Beyond the potential economic benefits for China, however, Beijing is also aware of the geopolitical stakes. And with concerns over US allies, such as the Philippines, and flashpoints like the South China Sea, mainland Southeast Asia – particularly the Greater Mekong area – presents a comparably more favourable environment for China, where it can make use of its geopolitical heft.
China has the financial wherewithal to push back against competing frameworks, such as the US-led Lower Mekong Initiative, through its own various initiatives – including the Lancang–Mekong Cooperation – which are further boosted by major green and energy investments. Indeed, China’s market dominance in grid technologies, investment in power companies, and influence over Mekong water governance could critically shape Southeast Asia’s energy security down the line.

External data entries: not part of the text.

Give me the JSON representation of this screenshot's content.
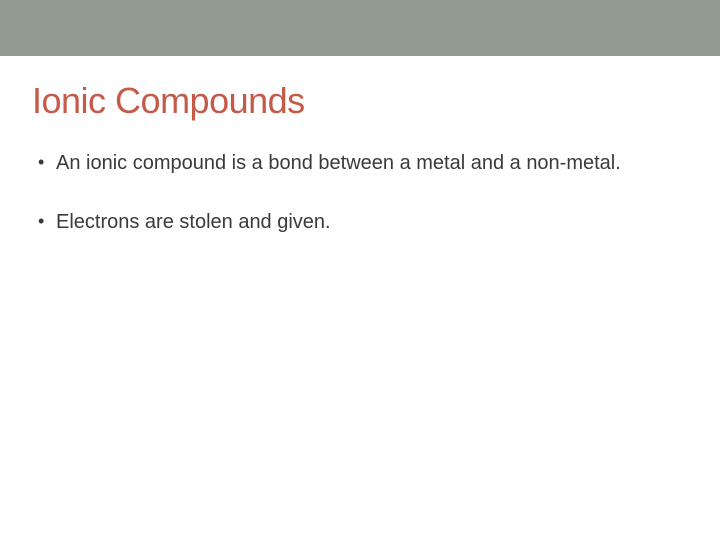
{
  "slide": {
    "title": "Ionic Compounds",
    "title_color": "#c65a48",
    "title_fontsize": 36,
    "body_color": "#3a3a3a",
    "body_fontsize": 20,
    "top_bar_color": "#8f9b8c",
    "background_color": "#ffffff",
    "bullets": [
      "An ionic compound is a bond between a metal and a non-metal.",
      "Electrons are stolen and given."
    ]
  }
}
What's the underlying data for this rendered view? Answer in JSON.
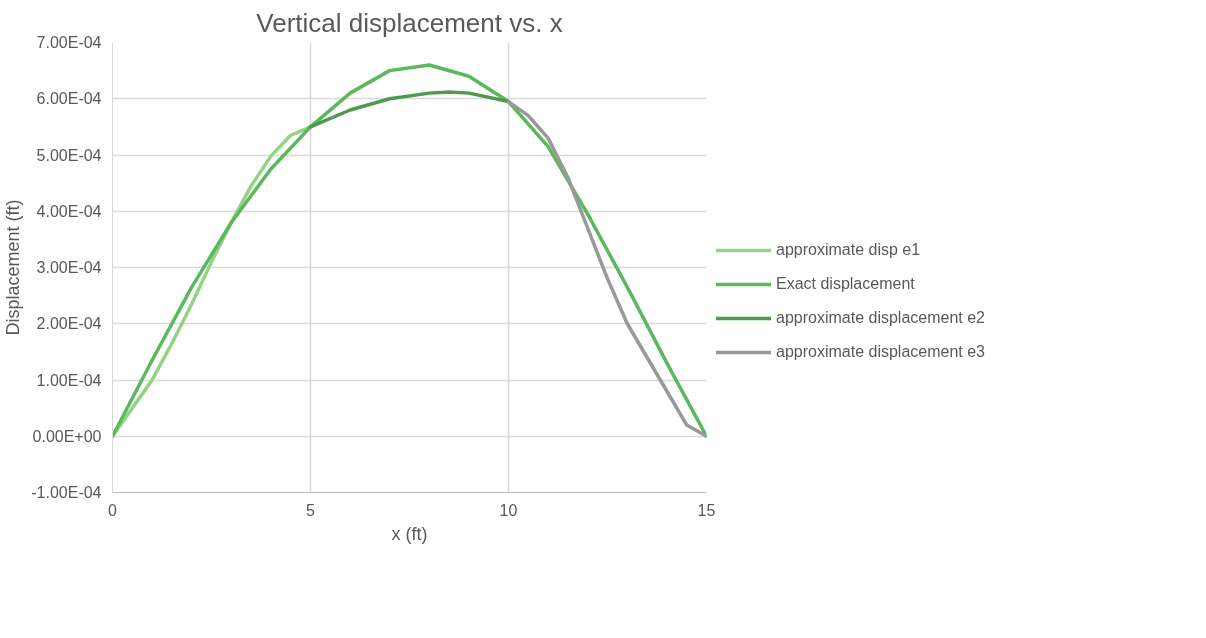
{
  "chart_data": {
    "type": "line",
    "title": "Vertical displacement vs. x",
    "xlabel": "x (ft)",
    "ylabel": "Displacement (ft)",
    "xlim": [
      0,
      15
    ],
    "xticks": [
      0,
      5,
      10,
      15
    ],
    "ylim": [
      -0.0001,
      0.0007
    ],
    "yticks": [
      {
        "value": -0.0001,
        "label": "-1.00E-04"
      },
      {
        "value": 0,
        "label": "0.00E+00"
      },
      {
        "value": 0.0001,
        "label": "1.00E-04"
      },
      {
        "value": 0.0002,
        "label": "2.00E-04"
      },
      {
        "value": 0.0003,
        "label": "3.00E-04"
      },
      {
        "value": 0.0004,
        "label": "4.00E-04"
      },
      {
        "value": 0.0005,
        "label": "5.00E-04"
      },
      {
        "value": 0.0006,
        "label": "6.00E-04"
      },
      {
        "value": 0.0007,
        "label": "7.00E-04"
      }
    ],
    "grid": true,
    "legend": "right",
    "marker": "none",
    "line_style": "solid",
    "series": [
      {
        "name": "approximate disp e1",
        "color": "#92d484",
        "x": [
          0,
          0.5,
          1,
          1.5,
          2,
          2.5,
          3,
          3.5,
          4,
          4.5,
          5
        ],
        "values": [
          0,
          5e-05,
          0.0001,
          0.000165,
          0.000235,
          0.00031,
          0.00038,
          0.000445,
          0.000498,
          0.000535,
          0.00055
        ]
      },
      {
        "name": "Exact displacement",
        "color": "#5cb85c",
        "x": [
          0,
          1,
          2,
          3,
          4,
          5,
          6,
          7,
          8,
          9,
          10,
          11,
          12,
          13,
          14,
          15
        ],
        "values": [
          0,
          0.000135,
          0.000265,
          0.00038,
          0.000475,
          0.00055,
          0.00061,
          0.00065,
          0.00066,
          0.00064,
          0.000595,
          0.000515,
          0.000395,
          0.000265,
          0.00013,
          0
        ]
      },
      {
        "name": "approximate displacement e2",
        "color": "#4e9a4e",
        "x": [
          5,
          6,
          7,
          8,
          8.5,
          9,
          10
        ],
        "values": [
          0.00055,
          0.00058,
          0.0006,
          0.00061,
          0.000612,
          0.00061,
          0.000595
        ]
      },
      {
        "name": "approximate displacement e3",
        "color": "#999999",
        "x": [
          10,
          10.5,
          11,
          11.5,
          12,
          12.5,
          13,
          13.5,
          14,
          14.5,
          15
        ],
        "values": [
          0.000595,
          0.00057,
          0.00053,
          0.00046,
          0.00037,
          0.00028,
          0.0002,
          0.00014,
          8e-05,
          2e-05,
          0
        ]
      }
    ]
  }
}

As Southeast Asian states seek to balance strategic competitive pressures from both China and the West, they need to be cognisant that compartmentalising economic benefits – including from green transition projects – away from geopolitical rivalries is becoming more difficult. Seeking to ‘exploit’ US–China competition to draw in green projects may seem reasonable in the short term but is unlikely to be productive in the long term. Chinese investments in solar production in Malaysia, for instance, face potential suspension following the expiry of the US-granted two-year tariff exemption, while Chinese companies have reportedly requested that Malaysian officials lobby against the US imposing tariffs on products made there by Chinese companies. As the region looks to advance its green transition, it will therefore also need to consider measures to insulate itself against geopolitical pressures.